Eine der bekanntesten Schriftstellerinnen der Visionary Fiction ist Octavia Butler. In Parable of the Sower & Parable of the Talents (LINK)) zeigt Butler eine harte und schmerzvolle Zukunft, in der die Apokalypse nicht durch Aliens oder einen plötzlichen Kometeneinschlag hervorgerufen wird, sondern schleichend kommt – mit der vorangeschrittenen Klimakrise und der Privatisierung und Kommodifizierung von allem. Dieser starken Kritik des zerstörenden Kapitalismus stellt Butler eine Gruppe gegenüber, die den gegebenen Widrigkeiten trotzen und sich durch ihre Anpassungsfähigkeit und Empathie eine Community aufbauen. Olamina schafft in den Parables eine neue religiös-spirituelle Bewegung. In deren Zentrum stehen jedoch keine Dogmen oder Götter, sondern die Veränderung, die aktiv geformt und beeinflusst werden kann:
„All that you touch / You Change / All that you Change / Changes you / The only lasting truth is Change / God is Change.“
In dem Sammelband Octavia’s Brood Science Fiction Stories from Social Justice Movements schreiben die Herausgeberinnen adrienne maree brown und Walidah Imarisha: „Whenever we envision a world without war, without prisons, without capitalism, we are producing speculative fiction.“ Besonders berührt hat mich die Kurzgeschichte „Evidence“ von Alexis Pauline Gumbs. „Evidence“ wirft liebevolle, großzügige und semi-lineare Blicke aus der Zukunft in die Vergangenheit. Einfache Fragen an die Ahn*innen vermögen es, den normalisierten Status Quo der Leser*innen zu verrücken und die Gewissheit einer anderen Zukunft zu erschaffen.

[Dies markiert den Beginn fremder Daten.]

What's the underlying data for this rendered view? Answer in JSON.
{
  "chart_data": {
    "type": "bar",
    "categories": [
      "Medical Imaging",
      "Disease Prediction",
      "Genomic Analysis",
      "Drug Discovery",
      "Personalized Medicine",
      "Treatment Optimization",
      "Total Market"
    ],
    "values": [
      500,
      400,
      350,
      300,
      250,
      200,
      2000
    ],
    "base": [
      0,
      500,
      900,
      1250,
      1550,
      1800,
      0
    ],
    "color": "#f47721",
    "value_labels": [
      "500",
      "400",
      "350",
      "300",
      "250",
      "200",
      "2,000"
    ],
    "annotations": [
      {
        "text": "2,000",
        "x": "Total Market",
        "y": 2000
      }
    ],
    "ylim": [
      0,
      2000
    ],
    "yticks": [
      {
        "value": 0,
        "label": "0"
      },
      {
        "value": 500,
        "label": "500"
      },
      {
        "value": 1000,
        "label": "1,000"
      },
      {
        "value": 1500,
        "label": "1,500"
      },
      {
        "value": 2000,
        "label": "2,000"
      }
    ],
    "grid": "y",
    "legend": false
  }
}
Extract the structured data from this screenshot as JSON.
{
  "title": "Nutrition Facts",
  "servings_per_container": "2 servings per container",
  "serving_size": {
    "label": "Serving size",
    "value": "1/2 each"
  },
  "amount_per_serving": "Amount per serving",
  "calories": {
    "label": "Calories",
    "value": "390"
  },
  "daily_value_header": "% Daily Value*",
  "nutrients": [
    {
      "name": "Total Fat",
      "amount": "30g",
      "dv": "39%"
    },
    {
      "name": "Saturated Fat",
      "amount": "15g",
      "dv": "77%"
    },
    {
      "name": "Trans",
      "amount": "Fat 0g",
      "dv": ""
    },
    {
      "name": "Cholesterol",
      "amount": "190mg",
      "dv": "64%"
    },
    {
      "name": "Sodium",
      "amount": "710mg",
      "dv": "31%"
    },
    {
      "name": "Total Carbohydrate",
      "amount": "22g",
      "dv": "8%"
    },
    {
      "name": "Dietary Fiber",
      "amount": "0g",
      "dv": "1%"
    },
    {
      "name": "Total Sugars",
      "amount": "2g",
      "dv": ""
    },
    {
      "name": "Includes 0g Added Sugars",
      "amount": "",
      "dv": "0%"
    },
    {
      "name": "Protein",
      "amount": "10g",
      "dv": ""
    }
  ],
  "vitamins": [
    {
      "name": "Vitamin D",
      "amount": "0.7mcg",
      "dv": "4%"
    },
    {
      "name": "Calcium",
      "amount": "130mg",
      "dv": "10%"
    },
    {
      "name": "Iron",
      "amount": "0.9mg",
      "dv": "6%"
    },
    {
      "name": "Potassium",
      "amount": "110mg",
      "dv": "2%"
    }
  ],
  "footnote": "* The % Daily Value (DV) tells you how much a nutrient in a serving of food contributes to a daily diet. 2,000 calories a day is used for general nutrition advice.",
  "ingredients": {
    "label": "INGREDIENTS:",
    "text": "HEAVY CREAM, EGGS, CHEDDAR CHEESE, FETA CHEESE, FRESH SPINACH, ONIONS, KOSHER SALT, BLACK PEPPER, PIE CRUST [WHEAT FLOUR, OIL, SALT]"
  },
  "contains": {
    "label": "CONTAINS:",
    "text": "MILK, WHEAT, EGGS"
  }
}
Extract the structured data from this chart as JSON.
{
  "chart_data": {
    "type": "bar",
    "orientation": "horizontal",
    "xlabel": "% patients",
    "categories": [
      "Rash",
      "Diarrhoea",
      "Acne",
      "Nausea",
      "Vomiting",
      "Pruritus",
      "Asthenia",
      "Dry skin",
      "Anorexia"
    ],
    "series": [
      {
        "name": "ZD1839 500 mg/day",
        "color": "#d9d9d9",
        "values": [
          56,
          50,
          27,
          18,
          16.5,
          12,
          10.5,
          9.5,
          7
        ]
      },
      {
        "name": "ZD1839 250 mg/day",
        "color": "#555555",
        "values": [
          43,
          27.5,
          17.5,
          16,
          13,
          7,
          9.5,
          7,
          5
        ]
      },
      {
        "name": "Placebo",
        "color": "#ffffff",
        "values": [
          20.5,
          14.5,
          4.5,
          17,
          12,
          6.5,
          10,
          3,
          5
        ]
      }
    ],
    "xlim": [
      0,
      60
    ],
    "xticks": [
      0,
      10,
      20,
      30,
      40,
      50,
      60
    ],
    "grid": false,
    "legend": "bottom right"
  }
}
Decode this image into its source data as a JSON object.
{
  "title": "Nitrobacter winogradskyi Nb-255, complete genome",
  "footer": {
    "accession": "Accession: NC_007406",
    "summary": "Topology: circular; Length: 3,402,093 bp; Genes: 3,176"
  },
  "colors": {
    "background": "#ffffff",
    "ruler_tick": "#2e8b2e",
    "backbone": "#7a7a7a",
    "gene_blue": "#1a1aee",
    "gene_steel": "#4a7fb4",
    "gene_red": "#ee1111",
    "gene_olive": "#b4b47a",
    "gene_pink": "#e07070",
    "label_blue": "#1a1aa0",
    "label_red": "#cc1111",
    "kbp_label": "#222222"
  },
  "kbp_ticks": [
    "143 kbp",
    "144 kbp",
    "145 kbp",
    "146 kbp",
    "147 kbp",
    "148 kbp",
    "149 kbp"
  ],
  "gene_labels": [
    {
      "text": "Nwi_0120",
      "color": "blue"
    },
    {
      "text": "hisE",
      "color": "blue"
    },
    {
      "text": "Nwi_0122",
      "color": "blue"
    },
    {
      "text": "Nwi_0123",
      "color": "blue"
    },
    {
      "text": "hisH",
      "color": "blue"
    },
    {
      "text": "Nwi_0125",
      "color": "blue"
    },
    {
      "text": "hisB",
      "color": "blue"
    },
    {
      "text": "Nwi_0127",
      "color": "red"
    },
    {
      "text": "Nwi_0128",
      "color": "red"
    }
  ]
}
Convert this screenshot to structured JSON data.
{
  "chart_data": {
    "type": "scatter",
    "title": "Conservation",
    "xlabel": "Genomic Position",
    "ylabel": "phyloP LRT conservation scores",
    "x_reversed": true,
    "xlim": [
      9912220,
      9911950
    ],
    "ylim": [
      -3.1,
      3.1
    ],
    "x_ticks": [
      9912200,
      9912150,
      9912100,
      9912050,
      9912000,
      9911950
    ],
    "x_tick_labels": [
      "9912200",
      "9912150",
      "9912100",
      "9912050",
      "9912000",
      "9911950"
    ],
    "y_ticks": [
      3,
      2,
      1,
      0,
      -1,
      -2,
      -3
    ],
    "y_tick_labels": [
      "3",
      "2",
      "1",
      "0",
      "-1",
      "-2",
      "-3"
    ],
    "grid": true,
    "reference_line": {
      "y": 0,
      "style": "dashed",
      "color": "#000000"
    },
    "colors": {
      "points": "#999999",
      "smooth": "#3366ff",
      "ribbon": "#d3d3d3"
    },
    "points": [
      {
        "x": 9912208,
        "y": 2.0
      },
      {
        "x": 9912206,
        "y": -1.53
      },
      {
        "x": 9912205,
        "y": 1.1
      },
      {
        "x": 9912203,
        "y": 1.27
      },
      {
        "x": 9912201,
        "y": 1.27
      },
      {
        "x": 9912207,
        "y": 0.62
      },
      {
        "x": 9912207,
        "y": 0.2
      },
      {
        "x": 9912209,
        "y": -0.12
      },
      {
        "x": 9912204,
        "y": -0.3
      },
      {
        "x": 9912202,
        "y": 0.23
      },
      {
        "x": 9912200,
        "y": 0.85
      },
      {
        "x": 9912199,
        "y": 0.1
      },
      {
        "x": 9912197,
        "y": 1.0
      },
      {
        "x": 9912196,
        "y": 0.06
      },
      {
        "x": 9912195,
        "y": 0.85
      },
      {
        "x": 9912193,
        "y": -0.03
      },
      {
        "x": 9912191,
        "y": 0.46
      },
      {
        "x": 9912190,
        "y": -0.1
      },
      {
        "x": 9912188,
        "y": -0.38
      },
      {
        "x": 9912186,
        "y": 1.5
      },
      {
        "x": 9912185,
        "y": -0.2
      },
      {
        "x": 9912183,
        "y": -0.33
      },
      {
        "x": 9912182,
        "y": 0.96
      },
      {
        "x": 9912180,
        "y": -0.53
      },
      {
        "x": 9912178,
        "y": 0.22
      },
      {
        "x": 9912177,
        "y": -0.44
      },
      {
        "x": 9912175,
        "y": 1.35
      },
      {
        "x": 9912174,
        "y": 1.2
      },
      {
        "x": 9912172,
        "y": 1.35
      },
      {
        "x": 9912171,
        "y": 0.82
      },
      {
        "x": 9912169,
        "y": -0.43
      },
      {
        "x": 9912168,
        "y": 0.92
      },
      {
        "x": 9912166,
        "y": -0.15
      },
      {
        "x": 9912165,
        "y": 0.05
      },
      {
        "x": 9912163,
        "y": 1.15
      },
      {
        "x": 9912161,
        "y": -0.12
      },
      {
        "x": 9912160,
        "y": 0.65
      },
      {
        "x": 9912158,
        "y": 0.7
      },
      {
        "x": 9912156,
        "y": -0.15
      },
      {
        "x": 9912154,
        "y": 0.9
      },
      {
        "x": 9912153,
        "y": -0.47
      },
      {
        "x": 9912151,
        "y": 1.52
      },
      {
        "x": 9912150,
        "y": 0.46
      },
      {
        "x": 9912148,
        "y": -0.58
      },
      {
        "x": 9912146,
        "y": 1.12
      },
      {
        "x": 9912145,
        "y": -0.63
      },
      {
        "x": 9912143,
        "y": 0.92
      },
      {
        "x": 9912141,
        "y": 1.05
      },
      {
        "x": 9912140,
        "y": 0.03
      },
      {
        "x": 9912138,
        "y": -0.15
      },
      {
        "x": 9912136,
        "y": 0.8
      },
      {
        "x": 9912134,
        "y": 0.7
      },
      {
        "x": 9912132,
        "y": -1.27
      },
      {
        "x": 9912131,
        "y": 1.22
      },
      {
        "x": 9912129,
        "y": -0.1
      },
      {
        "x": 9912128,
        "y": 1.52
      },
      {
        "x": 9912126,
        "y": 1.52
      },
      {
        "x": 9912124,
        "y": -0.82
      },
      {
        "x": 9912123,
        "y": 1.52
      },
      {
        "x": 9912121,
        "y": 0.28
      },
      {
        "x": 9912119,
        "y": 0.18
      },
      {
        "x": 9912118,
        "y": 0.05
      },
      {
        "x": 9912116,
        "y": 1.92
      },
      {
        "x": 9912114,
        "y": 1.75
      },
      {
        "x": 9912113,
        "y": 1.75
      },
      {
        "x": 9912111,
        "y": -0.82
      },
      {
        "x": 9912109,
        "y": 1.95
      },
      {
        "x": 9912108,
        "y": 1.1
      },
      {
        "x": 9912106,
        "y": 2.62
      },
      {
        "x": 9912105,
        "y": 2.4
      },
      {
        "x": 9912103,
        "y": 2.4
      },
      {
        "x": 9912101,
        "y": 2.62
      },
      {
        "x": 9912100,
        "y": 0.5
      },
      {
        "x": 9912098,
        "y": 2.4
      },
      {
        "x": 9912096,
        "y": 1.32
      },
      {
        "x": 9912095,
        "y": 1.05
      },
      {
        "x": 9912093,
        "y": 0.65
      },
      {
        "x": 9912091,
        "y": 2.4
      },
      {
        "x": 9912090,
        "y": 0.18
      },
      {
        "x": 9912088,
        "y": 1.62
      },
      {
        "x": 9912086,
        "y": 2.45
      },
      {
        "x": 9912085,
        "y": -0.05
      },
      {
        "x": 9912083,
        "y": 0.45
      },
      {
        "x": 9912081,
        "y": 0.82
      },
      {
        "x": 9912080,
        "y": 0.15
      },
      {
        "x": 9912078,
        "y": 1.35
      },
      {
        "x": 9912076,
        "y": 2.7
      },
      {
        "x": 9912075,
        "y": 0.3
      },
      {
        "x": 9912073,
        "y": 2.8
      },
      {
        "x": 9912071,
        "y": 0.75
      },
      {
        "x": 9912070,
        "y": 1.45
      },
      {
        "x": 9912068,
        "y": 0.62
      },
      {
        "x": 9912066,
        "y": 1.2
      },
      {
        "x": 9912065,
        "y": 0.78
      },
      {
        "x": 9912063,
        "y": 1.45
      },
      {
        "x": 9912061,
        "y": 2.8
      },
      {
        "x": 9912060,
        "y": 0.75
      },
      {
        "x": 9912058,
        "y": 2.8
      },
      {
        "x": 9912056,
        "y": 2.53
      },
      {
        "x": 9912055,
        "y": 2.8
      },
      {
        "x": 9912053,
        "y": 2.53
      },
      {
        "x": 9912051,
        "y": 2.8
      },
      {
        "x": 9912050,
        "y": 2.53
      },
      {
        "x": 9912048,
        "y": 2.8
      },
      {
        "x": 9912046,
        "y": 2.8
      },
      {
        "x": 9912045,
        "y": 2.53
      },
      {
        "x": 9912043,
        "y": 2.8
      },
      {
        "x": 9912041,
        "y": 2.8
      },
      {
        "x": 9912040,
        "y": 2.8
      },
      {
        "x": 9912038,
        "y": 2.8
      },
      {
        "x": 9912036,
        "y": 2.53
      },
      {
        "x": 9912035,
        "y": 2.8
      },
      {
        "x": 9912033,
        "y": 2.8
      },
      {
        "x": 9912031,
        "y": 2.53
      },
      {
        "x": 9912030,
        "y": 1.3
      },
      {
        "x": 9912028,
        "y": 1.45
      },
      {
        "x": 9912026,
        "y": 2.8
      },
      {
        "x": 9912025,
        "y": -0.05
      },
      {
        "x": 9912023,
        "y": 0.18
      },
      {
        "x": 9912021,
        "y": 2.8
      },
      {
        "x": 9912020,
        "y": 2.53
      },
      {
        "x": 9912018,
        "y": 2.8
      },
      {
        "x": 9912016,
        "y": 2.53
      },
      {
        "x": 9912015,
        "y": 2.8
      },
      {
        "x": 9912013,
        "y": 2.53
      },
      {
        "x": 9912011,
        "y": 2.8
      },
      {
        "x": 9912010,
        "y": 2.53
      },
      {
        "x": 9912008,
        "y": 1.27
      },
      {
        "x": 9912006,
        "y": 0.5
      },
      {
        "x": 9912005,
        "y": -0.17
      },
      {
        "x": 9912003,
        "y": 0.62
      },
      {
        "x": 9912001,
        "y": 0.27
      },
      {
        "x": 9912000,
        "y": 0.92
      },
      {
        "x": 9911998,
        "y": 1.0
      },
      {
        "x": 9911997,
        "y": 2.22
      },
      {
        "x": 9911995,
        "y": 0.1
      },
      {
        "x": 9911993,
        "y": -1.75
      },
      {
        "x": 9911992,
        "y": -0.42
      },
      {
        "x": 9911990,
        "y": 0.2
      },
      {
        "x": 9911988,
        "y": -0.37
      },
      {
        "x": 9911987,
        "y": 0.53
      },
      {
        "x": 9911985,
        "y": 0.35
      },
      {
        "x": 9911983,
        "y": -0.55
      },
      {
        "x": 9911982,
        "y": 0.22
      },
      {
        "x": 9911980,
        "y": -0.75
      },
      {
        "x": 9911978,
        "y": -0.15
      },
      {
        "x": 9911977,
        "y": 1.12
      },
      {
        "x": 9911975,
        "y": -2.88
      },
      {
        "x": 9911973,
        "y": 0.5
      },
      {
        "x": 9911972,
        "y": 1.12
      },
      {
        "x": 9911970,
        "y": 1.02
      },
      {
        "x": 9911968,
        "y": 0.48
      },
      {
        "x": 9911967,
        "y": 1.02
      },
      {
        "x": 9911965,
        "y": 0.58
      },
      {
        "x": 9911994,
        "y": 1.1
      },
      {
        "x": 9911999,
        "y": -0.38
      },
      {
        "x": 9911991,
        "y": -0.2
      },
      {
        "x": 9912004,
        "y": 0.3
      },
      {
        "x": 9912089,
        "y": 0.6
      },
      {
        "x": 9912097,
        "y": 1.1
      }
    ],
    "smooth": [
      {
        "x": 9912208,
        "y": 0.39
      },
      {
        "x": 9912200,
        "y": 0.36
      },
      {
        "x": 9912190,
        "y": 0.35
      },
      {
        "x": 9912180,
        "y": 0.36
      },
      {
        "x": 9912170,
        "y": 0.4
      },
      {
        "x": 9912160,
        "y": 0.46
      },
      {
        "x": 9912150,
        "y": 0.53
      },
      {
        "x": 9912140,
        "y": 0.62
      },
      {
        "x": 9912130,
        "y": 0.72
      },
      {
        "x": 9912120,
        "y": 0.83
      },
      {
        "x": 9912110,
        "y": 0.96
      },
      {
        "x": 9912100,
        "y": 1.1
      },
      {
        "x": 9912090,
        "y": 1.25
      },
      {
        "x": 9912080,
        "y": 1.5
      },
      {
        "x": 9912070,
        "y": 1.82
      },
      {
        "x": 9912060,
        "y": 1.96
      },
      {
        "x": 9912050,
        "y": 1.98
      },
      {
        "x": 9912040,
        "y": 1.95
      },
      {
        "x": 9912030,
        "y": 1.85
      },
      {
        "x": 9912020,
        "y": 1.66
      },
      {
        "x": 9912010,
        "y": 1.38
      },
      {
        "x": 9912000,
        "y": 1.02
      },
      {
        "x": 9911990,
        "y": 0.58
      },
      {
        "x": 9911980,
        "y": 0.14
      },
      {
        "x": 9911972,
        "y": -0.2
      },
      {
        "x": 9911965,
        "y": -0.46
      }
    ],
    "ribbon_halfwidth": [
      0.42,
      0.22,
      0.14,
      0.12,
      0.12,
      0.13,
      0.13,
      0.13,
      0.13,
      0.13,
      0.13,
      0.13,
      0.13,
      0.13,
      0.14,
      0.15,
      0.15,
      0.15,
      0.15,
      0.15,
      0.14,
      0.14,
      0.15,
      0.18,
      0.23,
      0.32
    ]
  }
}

„I'm really interested in what it was like back when you lived. It seems people where afraid a lot. Maybe every day? It's hard to imagine, but it seems that way from the writing. I have to remember that noone knew things would get better, and that even people who were working to make it happen had to live with oppression every day. (...) It feels like you loved us already. Thank you for being brave.“
Gumbs Welt der Zukunft fühlt sich anders an:
„Now we are very good at growing. I'm growing a lot right now and everybody is supportive of growing time, which includes daydreams, deep breaths, and quiet walks. Noone is impatient while anyone else is growing.“
Die oben beschriebenen visionären Fiktionen tragen ähnliche Wertvorstellungen in sich. Schwarze Frauen und Frauen of Colour werden in die Zukunft geschrieben bzw. schreiben sich in die Zukunft, und leben Solidarität, Selbstentfaltung innerhalb einer Community, haben mehr Zeit und andere Vorstellungen von Arbeit und Leistung, Achtung und Erhaltung der Natur, mehr Verbundenheit und Wert für Körper und Emotion, chosen families und queerere Lebensentwürfe. Entscheidend ist es vor allem, diese Ideen greifbar, beschreibbar und dadurch lebbar zu machen. Oder, wie es adrienne maree brown und Walidah Imarisha formulieren: um aus unseren Träumen die Realität zu formen.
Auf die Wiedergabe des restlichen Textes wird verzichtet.